SkillCraft: Can LLM Agents Learn to Use Tools Skillfully?

TL;DR

SkillCraft is introduced, a benchmark explicitly stress-test agent ability to form and reuse higher-level tool compositions, and a lightweight evaluation protocol is proposed that enables agents to auto-compose atomic tools into executable Skills, cache and reuse them inside and across tasks, thereby improving efficiency while accumulating a persistent library of reusable skills.

Abstract

Real-world tool-using agents operate over long-horizon workflows with recurring structure and diverse demands, where effective behavior requires not only invoking atomic tools but also abstracting, and reusing higher-level tool compositions. However, existing benchmarks mainly measure instance-level success under static tool sets, offering limited insight into agents' ability to acquire such reusable skills. We address this gap by introducing SkillCraft, a benchmark explicitly stress-test agent ability to form and reuse higher-level tool compositions, where we call Skills. SkillCraft features realistic, highly compositional tool-use scenarios with difficulty scaled along both quantitative and structural dimensions, designed to elicit skill abstraction and cross-task reuse. We further propose a lightweight evaluation protocol that enables agents to auto-compose atomic tools into executable Skills, cache and reuse them inside and across tasks, thereby improving efficiency while accumulating a persistent library of reusable skills. Evaluating state-of-the-art agents on SkillCraft, we observe substantial efficiency gains, with token usage reduced by up to 80% by skill saving and reuse.
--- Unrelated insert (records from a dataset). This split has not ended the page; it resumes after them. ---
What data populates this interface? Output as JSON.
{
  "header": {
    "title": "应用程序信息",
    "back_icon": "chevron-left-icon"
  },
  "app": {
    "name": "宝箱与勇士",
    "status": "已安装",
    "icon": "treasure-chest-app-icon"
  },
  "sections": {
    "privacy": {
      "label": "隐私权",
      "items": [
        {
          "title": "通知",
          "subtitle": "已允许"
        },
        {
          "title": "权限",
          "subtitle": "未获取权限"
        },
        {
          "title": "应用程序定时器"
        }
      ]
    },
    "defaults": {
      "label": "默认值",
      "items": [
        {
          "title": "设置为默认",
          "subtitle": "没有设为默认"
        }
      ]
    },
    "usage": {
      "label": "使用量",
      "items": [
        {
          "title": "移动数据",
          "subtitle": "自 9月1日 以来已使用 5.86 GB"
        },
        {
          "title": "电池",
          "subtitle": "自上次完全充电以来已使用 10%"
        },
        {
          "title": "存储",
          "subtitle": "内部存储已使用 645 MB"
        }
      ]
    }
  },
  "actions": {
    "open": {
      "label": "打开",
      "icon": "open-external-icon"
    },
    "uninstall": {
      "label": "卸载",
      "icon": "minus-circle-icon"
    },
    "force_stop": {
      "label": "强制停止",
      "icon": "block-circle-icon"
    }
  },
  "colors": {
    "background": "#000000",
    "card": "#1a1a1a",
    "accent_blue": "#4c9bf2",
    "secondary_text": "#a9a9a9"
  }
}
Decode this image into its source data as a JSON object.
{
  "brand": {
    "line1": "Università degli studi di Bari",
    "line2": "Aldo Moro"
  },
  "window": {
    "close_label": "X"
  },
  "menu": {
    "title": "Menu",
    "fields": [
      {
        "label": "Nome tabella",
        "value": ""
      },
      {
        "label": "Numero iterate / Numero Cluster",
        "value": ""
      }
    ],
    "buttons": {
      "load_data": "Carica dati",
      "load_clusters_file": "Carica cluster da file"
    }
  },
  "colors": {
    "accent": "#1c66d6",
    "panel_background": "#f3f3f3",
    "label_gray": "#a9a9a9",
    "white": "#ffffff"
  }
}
Moreover, success rate strongly correlates with tool composition ability at test time, underscoring compositional skill acquisition as a core capability.

Figures (8)

• Figure 2: SkillCraft Protocol Pipeline Overview. The pipeline consists of three stages: (1) Test-Time Tool-Chain Evolution: The agent solves tasks from the Task Library by exploring and chaining atomic tools, forming executable tool sequences. (2) Iterative Skill Composition: Successful sequences are abstracted into candidate skills, executed and verified in a coding environment; failed executions trigger re-exploration, while validated skills are stored. (3) Skill Library and Reuse: A growing repository of verified, reusable skills that can be retrieved in later tasks to replace low-level tool exploration, enabling test-time skill accumulation and efficient composition.
• Figure 3: Three-stage task construction pipeline for SkillCraft. In Stage 1, we explore existing benchmarks through systematic experimentation to identify effective task design principles. In Stage 2, we construct seed tasks from three sources: (i) selected tasks from Stage 1 with unified interfaces, (ii) newly handcrafted web API-based tasks, and (iii) local file and data processing tasks. In Stage 3, we systematically scale the seed tasks via quantitative scaling (increasing subtask count) and complexity scaling (increasing tool calls per subtask), producing a task repository with graduated difficulty levels.
• Figure 4: Task distribution in SkillCraft. The chart shows 21 task families across 6 application domains. The table summarizes difficulty levels: Entity Num = number of target items (subtasks) per task; Complexity = tool calls required per entity.
• Figure 5: Cross-metric correlation heatmap. Metrics are grouped into four categories: Success, Skill, Eff_Base, and Eff_Save. Key findings: (1) Skill execution rate correlates with task success (r=0.65); (2) Stronger models achieve greater efficiency gains from skills (r=0.53).
• Figure 6: (a) Hierarchical skill composition in Iteration mode. A task organized as a depth-3 skill hierarchy, where atomic tools are encapsulated by low-level skills , composed into medium-level skills with additional processing, and orchestrated by a high-level skill . Efficiency gains compound across levels. (b) Error propagation in hierarchical skills. A null value returned by a low-level skill triggers a TypeError in the medium-level skill, which cascades into complete failure of the high-level skill. The tree structure amplifies the impact of edge-case bugs.